I know, I am biased in favor of evidentiary means, so I lean towards what Natural History, what actual science tells me. And that is why I cannot understand why anyone with an IQ above 65 denies evolution.

None of the life on the planet makes any sense being here, but for randomness. There is just way too much evidence for and from the flow chart. And there is just so much variety seemingly for no good reason but for the idea that randomness in species will flow like water spilled on a table, meaning, where ever it can.

And there have been so many failures along the way that one must conclude randomness is the power behind it all. How could a divine hand make that many mistakes, millions and millions of failed species, consistently?

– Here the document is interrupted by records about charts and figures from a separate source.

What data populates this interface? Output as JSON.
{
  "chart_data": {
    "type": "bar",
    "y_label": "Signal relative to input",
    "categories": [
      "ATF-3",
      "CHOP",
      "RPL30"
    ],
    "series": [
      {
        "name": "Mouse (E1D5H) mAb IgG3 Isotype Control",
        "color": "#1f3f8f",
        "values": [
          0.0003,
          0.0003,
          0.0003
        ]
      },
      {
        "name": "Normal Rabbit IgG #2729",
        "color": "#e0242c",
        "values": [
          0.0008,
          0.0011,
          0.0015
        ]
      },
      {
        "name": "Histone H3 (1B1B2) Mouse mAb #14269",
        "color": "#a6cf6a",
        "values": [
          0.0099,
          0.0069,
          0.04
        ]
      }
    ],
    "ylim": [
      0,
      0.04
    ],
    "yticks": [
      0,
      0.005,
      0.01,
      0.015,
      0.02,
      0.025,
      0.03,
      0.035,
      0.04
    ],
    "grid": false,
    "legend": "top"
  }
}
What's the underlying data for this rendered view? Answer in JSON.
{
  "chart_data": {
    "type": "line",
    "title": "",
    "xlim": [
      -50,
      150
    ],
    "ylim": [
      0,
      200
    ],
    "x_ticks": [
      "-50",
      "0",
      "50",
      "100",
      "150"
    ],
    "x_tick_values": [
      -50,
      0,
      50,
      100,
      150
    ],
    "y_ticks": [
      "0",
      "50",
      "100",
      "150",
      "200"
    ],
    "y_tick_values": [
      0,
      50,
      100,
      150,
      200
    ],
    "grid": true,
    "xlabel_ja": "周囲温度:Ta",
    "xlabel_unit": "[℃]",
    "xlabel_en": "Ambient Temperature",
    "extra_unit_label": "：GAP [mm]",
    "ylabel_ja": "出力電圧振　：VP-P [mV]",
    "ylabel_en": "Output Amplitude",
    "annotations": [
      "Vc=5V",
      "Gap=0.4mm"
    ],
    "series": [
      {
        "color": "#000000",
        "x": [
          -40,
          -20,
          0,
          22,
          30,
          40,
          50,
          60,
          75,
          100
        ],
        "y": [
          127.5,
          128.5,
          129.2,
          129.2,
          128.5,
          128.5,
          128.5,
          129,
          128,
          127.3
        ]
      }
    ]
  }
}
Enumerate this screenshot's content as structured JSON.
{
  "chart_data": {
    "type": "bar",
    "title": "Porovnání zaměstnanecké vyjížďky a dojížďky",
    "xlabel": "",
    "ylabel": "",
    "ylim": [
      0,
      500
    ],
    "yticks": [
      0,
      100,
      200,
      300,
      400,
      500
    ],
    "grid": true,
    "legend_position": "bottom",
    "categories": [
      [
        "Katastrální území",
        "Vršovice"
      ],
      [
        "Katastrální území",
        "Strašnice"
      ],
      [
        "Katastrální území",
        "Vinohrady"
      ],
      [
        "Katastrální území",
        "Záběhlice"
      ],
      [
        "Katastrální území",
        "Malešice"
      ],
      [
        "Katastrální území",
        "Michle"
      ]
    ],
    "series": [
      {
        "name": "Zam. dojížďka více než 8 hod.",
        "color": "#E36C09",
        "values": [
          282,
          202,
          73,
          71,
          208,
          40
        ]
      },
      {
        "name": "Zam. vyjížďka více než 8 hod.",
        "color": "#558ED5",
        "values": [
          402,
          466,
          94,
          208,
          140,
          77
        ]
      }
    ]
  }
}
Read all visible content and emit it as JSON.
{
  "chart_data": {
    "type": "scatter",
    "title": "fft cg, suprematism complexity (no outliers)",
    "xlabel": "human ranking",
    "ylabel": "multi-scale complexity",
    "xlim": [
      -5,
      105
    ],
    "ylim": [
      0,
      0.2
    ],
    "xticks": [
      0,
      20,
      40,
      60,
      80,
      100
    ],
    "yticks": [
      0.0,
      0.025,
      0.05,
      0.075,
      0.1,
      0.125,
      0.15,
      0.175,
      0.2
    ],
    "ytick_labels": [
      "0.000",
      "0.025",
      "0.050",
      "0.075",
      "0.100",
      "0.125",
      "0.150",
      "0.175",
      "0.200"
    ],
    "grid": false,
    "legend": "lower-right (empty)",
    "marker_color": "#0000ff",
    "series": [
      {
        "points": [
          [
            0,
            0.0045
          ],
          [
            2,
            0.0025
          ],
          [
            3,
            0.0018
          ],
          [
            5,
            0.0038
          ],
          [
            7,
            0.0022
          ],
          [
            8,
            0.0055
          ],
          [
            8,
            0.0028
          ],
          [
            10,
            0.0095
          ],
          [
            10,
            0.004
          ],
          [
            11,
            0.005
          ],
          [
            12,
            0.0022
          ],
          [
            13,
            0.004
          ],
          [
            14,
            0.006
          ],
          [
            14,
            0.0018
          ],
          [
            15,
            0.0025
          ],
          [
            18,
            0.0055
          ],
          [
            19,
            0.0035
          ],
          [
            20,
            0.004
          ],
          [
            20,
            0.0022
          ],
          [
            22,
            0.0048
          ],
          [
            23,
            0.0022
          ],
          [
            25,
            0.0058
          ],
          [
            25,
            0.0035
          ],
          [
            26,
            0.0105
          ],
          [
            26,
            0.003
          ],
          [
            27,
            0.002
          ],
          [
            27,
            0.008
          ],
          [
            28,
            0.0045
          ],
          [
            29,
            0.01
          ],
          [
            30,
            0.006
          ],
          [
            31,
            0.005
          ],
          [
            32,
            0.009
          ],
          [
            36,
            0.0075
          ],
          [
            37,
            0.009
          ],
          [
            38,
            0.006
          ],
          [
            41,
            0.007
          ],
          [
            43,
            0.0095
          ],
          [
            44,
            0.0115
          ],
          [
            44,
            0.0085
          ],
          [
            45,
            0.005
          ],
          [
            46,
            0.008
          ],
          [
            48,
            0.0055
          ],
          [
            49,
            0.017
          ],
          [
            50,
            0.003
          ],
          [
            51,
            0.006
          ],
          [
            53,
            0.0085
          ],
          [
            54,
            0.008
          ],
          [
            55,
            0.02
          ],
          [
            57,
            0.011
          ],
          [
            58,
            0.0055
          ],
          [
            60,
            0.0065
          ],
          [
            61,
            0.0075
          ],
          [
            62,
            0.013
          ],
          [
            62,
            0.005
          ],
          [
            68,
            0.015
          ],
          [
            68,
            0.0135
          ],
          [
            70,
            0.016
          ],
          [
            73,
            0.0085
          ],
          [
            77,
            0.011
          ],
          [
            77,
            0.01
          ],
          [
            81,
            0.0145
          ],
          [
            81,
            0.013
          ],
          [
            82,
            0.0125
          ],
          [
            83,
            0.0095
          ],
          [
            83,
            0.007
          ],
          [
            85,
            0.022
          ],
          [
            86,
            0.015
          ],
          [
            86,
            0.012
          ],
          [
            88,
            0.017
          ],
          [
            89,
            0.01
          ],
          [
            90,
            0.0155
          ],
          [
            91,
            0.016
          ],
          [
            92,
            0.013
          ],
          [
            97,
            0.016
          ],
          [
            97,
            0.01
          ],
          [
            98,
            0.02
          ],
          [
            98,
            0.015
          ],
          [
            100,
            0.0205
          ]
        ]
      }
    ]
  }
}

Lastly, even if Homo Sapiens are the top of the food chain, but for the likely occurrence of that unpleasant catastrophic event, with the giant 'stroid smashing into the Yucatan? Well, the mammals on this planet, today, could be living in fear of Velociraptors.

Personally, I am glad they were wiped out. Humans are wicked enough creatures. I hate to see what an evolved descendant of those terrible lizards would be like, in this age, had they survived. One thing is for sure. Humans would not be the most wicked, destructive species on the planet, for what that is worth, I am guessing.